Anonyme : Ma baise masquée inoubliable dans la maison de Ré

La vieille maison de Ré craque sous le vent d’avril. Seuls, Jérôme et moi, quinze jours volés aux parents. Chambre des adultes, lit king size qui sent encore le pin des vacances passées. J’ai fouillé ma valise. Surprise : un costume acheté en secret, latex noir luisant, masque couvrant les yeux, cape courte. Héroïne anonyme, ombre vengeresse sortie de mes fantasmes. ‘Anonyme’, je m’appelle ce soir. Le latex moule mes seins lourds, frotte mes cuisses musclées. Odeur chimique, sucrée, mélange de caoutchouc neuf et de mon excitation naissante. Miroir fêlé du grenier : je suis une déesse sombre, taille fine, cul bombé, nichons tendus contre le tissu serré.

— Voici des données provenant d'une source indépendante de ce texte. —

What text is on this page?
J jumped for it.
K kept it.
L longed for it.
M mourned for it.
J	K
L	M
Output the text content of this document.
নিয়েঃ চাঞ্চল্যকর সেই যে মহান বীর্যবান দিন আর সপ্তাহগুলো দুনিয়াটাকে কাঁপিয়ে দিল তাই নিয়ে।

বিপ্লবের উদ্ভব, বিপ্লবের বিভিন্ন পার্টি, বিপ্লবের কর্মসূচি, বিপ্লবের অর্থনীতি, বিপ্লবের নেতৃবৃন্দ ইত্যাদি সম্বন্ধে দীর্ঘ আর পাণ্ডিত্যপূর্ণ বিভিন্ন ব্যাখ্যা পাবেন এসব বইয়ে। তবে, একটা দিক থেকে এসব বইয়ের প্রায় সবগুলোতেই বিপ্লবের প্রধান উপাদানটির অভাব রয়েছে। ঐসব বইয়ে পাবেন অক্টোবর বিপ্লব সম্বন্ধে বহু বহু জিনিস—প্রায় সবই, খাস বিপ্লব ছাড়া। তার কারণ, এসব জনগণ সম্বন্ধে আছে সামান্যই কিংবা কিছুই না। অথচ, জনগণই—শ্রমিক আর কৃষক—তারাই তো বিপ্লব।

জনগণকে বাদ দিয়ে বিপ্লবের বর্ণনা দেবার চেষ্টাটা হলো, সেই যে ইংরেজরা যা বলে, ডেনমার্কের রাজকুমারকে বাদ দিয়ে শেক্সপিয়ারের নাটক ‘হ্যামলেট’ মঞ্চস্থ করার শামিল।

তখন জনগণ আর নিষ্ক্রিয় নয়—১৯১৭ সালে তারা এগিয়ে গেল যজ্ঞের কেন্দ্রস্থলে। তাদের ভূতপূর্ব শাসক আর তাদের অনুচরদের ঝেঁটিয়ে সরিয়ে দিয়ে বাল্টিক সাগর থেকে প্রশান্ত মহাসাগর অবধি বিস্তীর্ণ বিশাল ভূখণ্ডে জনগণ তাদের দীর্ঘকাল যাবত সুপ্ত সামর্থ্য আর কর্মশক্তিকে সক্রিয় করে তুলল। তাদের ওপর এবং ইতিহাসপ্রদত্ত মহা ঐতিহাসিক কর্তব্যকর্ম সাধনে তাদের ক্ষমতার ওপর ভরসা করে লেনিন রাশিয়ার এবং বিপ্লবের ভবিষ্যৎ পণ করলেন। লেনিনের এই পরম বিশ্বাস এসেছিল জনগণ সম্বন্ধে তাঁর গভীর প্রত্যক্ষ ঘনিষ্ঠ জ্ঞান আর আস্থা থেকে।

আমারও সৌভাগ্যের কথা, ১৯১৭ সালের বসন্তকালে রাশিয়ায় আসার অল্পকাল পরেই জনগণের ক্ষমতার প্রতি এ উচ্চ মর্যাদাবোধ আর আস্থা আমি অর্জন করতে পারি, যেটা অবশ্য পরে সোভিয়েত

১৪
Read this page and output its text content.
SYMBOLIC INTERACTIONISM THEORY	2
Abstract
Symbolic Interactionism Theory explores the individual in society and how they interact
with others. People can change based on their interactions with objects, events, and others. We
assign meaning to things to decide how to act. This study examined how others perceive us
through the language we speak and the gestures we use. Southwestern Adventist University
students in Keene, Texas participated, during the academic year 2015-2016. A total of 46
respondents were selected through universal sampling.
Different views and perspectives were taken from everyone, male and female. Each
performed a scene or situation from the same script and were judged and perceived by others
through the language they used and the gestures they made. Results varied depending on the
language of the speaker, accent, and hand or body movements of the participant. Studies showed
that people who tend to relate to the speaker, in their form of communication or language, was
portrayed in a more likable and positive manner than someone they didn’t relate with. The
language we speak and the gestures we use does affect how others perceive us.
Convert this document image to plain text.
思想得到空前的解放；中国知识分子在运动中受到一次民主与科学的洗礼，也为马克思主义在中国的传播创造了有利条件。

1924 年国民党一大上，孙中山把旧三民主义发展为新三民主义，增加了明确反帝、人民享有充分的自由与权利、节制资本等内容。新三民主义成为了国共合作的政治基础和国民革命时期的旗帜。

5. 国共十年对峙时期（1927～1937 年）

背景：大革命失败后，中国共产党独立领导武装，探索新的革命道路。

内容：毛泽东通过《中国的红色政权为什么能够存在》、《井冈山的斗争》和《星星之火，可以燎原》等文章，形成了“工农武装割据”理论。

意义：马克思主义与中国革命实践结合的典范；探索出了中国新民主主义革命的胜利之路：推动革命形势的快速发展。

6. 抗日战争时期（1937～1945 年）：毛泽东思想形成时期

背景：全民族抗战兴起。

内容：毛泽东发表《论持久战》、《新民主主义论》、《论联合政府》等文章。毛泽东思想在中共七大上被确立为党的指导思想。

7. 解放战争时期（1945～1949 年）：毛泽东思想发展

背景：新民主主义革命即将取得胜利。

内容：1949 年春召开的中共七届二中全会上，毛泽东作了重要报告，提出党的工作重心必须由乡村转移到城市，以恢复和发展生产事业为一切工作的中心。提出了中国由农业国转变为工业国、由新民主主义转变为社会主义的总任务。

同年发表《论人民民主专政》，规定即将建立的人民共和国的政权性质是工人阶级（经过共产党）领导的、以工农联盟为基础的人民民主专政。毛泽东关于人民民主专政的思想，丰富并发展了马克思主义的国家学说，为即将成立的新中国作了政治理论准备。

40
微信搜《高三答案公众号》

J’entre dans la chambre pieds nus sur la moquette usée. Jérôme lit, torse nu, jean tendu sur sa braguette. Il sursaute, yeux écarquillés. ‘Cathy ? Putain, c’est toi ?’ Voix rauque. Je masque ma voix, grave, feutrée : ‘Ce soir, je suis Anonyme. Une inconnue qui te veut.’ Tension électrique. Air salin de la mer par la fenêtre ouverte. Il se lève, lent, approche. Ses doigts effleurent le latex de ma cape. Frottement sec, crissement. ‘T’es… sublime. Irrésistible.’ Je recule, joue le jeu. ‘Pas touche. Pas encore. Supplie.’ Il bande dur, contour visible. Je m’assois sur le lit, jambes croisées, latex grinçant. Odeur de mon sexe qui monte, musquée. Il s’agenouille, mains sur mes genoux gainés. ‘Laisse-moi te toucher, Anonyme.’ Je hoche la tête, masque impénétrable. Tension monte, cœurs cognent. Ses paumes glissent sur le latex lisse, remontent vers mes cuisses. Chaleur monte, sueur perle sous le costume.

L’Approche

Brutal. J’attrape ses cheveux, tire sa tête contre mon entrejambe. ‘Lèche-moi à travers.’ Sa langue râpe le latex fin, mouille le tissu. Odeur âcre de mon jus qui imprègne tout. Je gémis, voix déformée : ‘Ouvre ta braguette, branle-toi.’ Il obéit, queue raide jaillit, veines gonflées, gland luisant. Je frotte mes seins gainés, tétons durs comme cailloux. ‘Baise-moi, cousin. Non, baise Anonyme.’ Il déchire le latex entre mes jambes – crac sec, air froid sur ma chatte trempée. Il plonge, langue vorace. Je jouis vite, cuisses qui tremblent, cris étouffés par le masque. Il se redresse, queue en main. ‘À mon tour.’ Je le pousse sur le lit, chevauche. Latex claque contre sa peau. Sa bite s’enfonce, brûlante, épaisse. ‘Putain, t’es trempée !’ Va-et-vient sauvages, lit grince, cadre tape le mur. Odeur de sueur, de latex chauffé, de baise animale. Je garde le masque, anonyme, libre. ‘Plus fort, remplis-moi !’ Il grogne, mains broient mes fesses. Sensations folles : frottement glissant, chair qui claque, jus qui gicle. Je jouis encore, muscles serrés autour de lui. Il explose, sperme chaud gicle au fond. Rugissements mêlés, corps secoués.

Halètants, collés. Latex collant de sueur, masque embué. Je me retire, chatte dégorgeant. Silence lourd, bruits de la nuit : vague lointaine, vent dans les tuiles. ‘C’était… dingue.’ Sa voix brisée. Je me lève, cape flottant. Sans un mot, je file vers la salle de bain. Eau froide ruisselle sur le latex, lave le jus, la sueur. J’arrache le costume, masque jeté. Catherine revenue, nue, ordinaire. Peau rougie, marques des coutures. Je m’enroule dans une serviette, reviens. Lui, allongé, sourire béat. ‘Anonyme est partie ?’ Je hoche, glisse sous les draps. ‘Oui. Juste Cathy maintenant.’ Il m’embrasse le front. Dehors, chemin désert vers la mer. Demain, plage, vélos, comme avant. Secret gardé, pulsions libérées. Masque rangé, mais frissons éternels.